Chyba jako jedyna drużyna podczas tych mistrzostw świata zabraliśmy ze sobą swój sprzęt. Nasz team manager i trenerzy stanęli na wysokości zadania i mogliśmy zabrać go do Belgii. Ze względu na czasy, w jakich żyjemy, było wiele niewiadomych. Jak się okazało, gdyby nie to, że sami zorganizowaliśmy sobie przestrzeń w hotelu, to nie moglibyśmy korzystać z siłowni na miejscu.

ZOBACZ WIDEO: #dziejesiewsporcie: Tak spędza wakacje dziewczyna Ronaldo

W drugiej fazie mistrzostw świata to porażka po zaciętym meczu z Serbkami była jednym z akcentów, który ostatecznie sprawił, że walczyłyście o miejsca 5-8. 

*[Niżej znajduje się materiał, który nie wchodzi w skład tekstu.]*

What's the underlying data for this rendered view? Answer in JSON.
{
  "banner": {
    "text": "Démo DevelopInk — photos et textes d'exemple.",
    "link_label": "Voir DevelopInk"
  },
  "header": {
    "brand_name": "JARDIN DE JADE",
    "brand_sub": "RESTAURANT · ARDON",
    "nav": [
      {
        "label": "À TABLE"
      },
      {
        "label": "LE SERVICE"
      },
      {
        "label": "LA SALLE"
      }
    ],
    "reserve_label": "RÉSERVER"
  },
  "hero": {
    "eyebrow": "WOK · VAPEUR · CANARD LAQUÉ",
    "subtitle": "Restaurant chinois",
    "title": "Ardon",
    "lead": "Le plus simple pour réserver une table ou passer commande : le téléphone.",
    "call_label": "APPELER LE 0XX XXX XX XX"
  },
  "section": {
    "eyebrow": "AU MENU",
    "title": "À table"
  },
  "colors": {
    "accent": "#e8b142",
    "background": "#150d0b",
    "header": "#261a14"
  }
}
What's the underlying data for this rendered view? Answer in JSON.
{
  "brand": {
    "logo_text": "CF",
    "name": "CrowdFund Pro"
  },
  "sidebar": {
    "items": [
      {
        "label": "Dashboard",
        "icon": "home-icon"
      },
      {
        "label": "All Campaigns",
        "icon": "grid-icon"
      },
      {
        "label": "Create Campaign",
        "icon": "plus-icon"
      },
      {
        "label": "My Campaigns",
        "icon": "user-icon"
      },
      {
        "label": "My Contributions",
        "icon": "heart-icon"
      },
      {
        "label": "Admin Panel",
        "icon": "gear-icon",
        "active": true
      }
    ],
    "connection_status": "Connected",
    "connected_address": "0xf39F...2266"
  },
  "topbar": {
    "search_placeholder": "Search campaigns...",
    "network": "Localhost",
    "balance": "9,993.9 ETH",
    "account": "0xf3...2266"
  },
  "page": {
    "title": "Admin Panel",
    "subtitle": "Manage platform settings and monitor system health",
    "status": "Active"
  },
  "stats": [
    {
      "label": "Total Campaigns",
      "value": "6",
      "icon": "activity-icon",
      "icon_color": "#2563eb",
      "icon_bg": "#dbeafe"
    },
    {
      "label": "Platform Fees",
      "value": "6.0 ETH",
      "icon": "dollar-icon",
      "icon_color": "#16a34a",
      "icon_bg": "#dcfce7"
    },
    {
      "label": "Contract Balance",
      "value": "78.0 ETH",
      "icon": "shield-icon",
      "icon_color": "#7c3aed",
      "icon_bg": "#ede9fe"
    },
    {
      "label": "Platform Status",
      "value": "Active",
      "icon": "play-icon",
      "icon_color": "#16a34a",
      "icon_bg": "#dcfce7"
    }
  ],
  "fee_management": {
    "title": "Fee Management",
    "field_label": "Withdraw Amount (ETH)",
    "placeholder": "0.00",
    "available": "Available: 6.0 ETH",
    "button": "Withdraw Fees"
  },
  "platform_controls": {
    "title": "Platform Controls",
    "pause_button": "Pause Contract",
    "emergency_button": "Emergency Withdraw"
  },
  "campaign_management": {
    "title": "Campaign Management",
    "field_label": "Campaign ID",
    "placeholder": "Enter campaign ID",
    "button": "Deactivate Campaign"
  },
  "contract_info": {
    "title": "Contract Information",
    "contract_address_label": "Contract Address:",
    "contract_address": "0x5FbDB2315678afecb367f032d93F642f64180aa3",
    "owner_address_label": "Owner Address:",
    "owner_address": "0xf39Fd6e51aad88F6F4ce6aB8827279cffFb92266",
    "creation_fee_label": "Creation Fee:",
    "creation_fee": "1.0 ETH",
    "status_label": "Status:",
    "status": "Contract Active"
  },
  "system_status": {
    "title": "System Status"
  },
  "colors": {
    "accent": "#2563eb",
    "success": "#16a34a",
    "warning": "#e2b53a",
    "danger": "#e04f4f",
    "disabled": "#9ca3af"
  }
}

Mieliśmy w tym turnieju kilka takich momentów, których z perspektywy czasu jest nam szkoda. Były takie partie, w których przez całego seta budowaliśmy przewagę i niestety ją traciliśmy. Wierzę, że te końcówki, które tak naprawdę w siatkówce są najważniejsze, te zawodniczki będą już w seniorskiej karierze potrafiły obrócić na swoją korzyść. Na ten moment tego doświadczenia czasami jeszcze brakowało. Im więcej takich meczów międzynarodowych, tym lepiej dla tych młodych dziewczyn.

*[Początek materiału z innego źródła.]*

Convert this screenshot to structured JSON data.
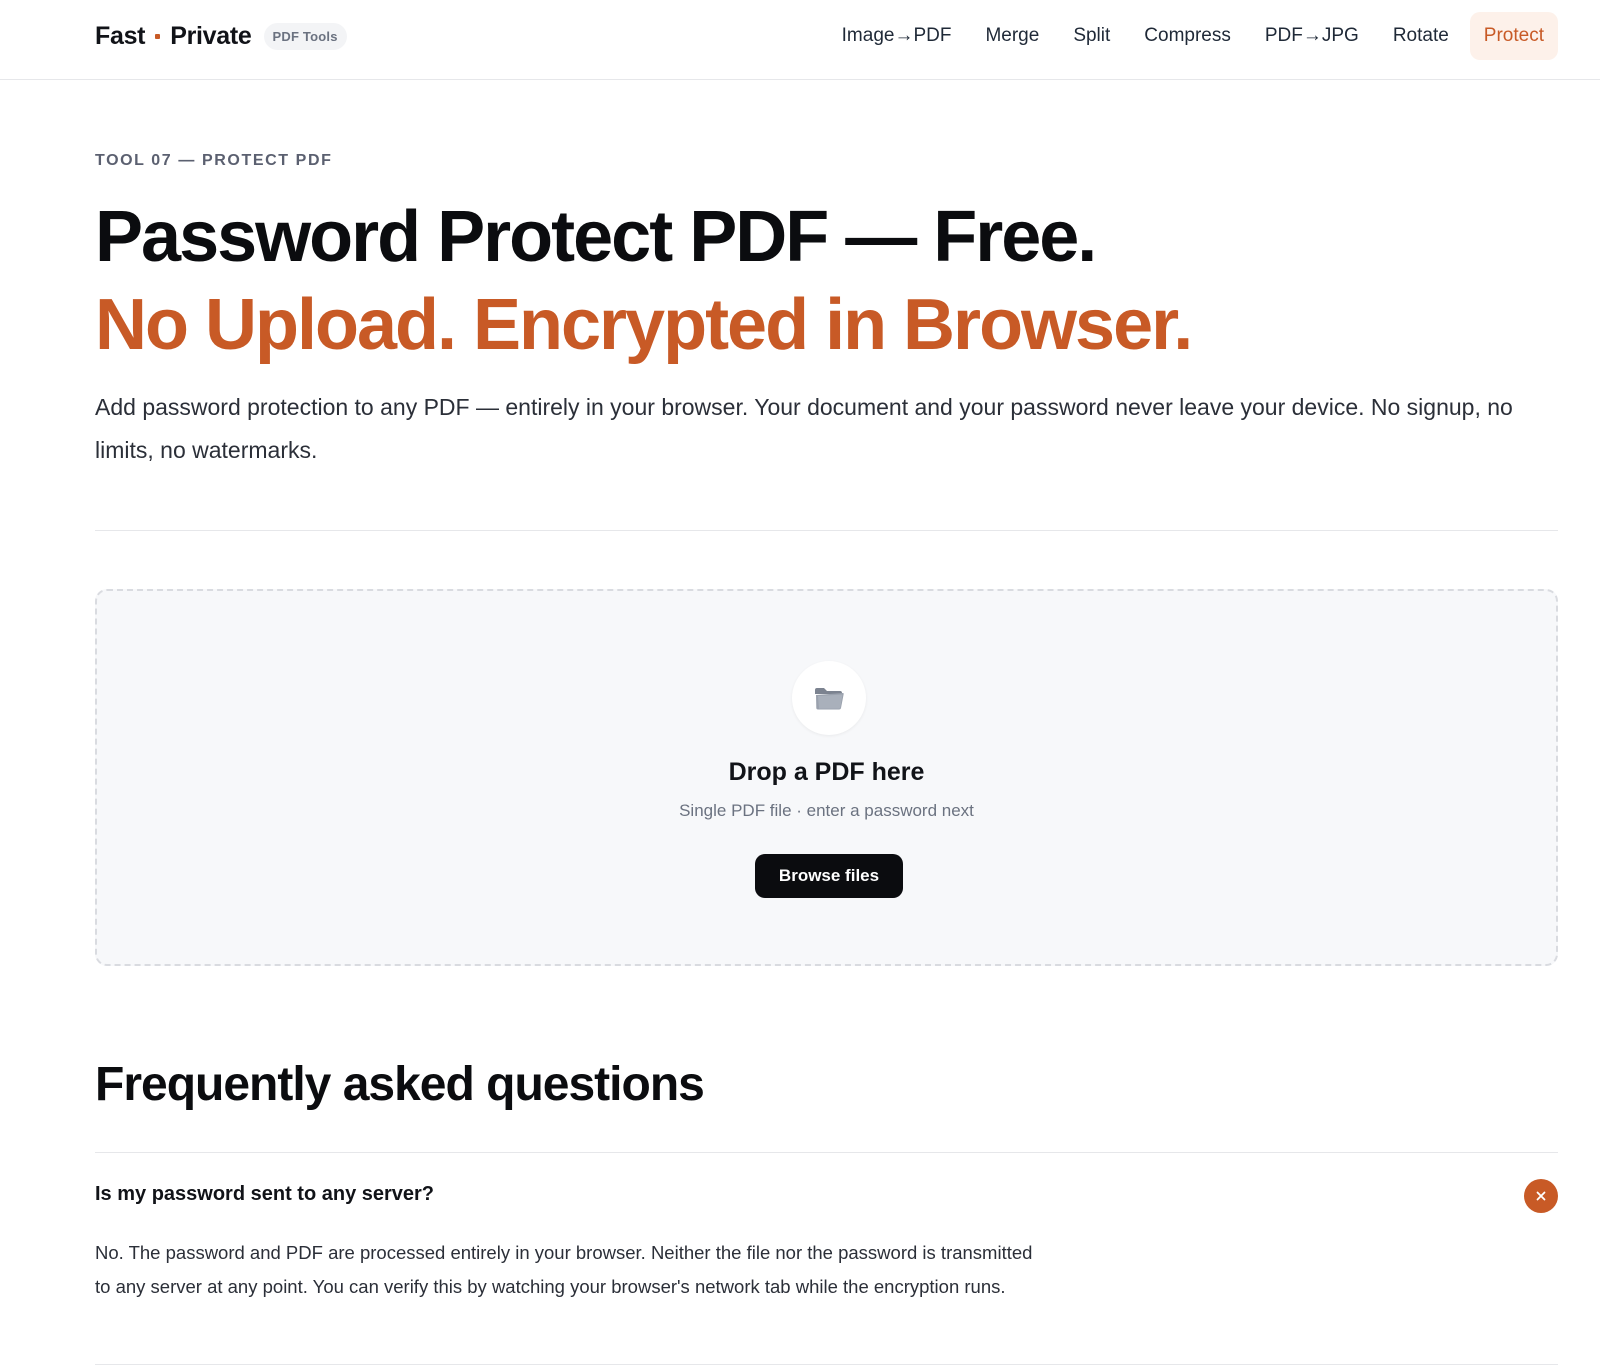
{
  "header": {
    "brand": {
      "part1": "Fast",
      "part2": "Private",
      "badge": "PDF Tools",
      "dot_color": "#c85a26"
    },
    "nav": [
      {
        "label": "Image→PDF",
        "active": false
      },
      {
        "label": "Merge",
        "active": false
      },
      {
        "label": "Split",
        "active": false
      },
      {
        "label": "Compress",
        "active": false
      },
      {
        "label": "PDF→JPG",
        "active": false
      },
      {
        "label": "Rotate",
        "active": false
      },
      {
        "label": "Protect",
        "active": true
      }
    ]
  },
  "hero": {
    "eyebrow": "TOOL 07 — PROTECT PDF",
    "title_line1": "Password Protect PDF — Free.",
    "title_line2": "No Upload. Encrypted in Browser.",
    "lead": "Add password protection to any PDF — entirely in your browser. Your document and your password never leave your device. No signup, no limits, no watermarks."
  },
  "dropzone": {
    "icon": "folder-icon",
    "title": "Drop a PDF here",
    "subtitle": "Single PDF file · enter a password next",
    "button_label": "Browse files"
  },
  "faq": {
    "title": "Frequently asked questions",
    "items": [
      {
        "question": "Is my password sent to any server?",
        "answer": "No. The password and PDF are processed entirely in your browser. Neither the file nor the password is transmitted to any server at any point. You can verify this by watching your browser's network tab while the encryption runs.",
        "expanded": true,
        "toggle_icon": "close-icon"
      }
    ]
  },
  "colors": {
    "accent": "#c85a26",
    "text": "#111318",
    "muted": "#6b7280"
  }
}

Przy piłce meczowej w meczu o 5. miejsce urazu nabawiła się jedna z rozgrywających naszej reprezentacji. Później już Polkom nie udało się przejąć inicjatywy w tym meczu. Jak groźny był to uraz?

Całe szczęście, jak się później okazało, był to drobny uraz Julii Bińczyckiej, która musiała opuścić boisko. Troszkę nas to wybiło z rytmu, ale całe szczęście, że trener zachował do dyspozycji zmianę i mogliśmy wprowadzić nową zawodniczkę w jej miejsce. Myślę jednak, że to nie ten jeden moment zadecydował o tym, że nie udało się wygrać tego meczu o 5. miejsce. Amerykanki już wcześniej nabrały wiatru w żagle, zaczęły bardzo odważnie grać na siatce.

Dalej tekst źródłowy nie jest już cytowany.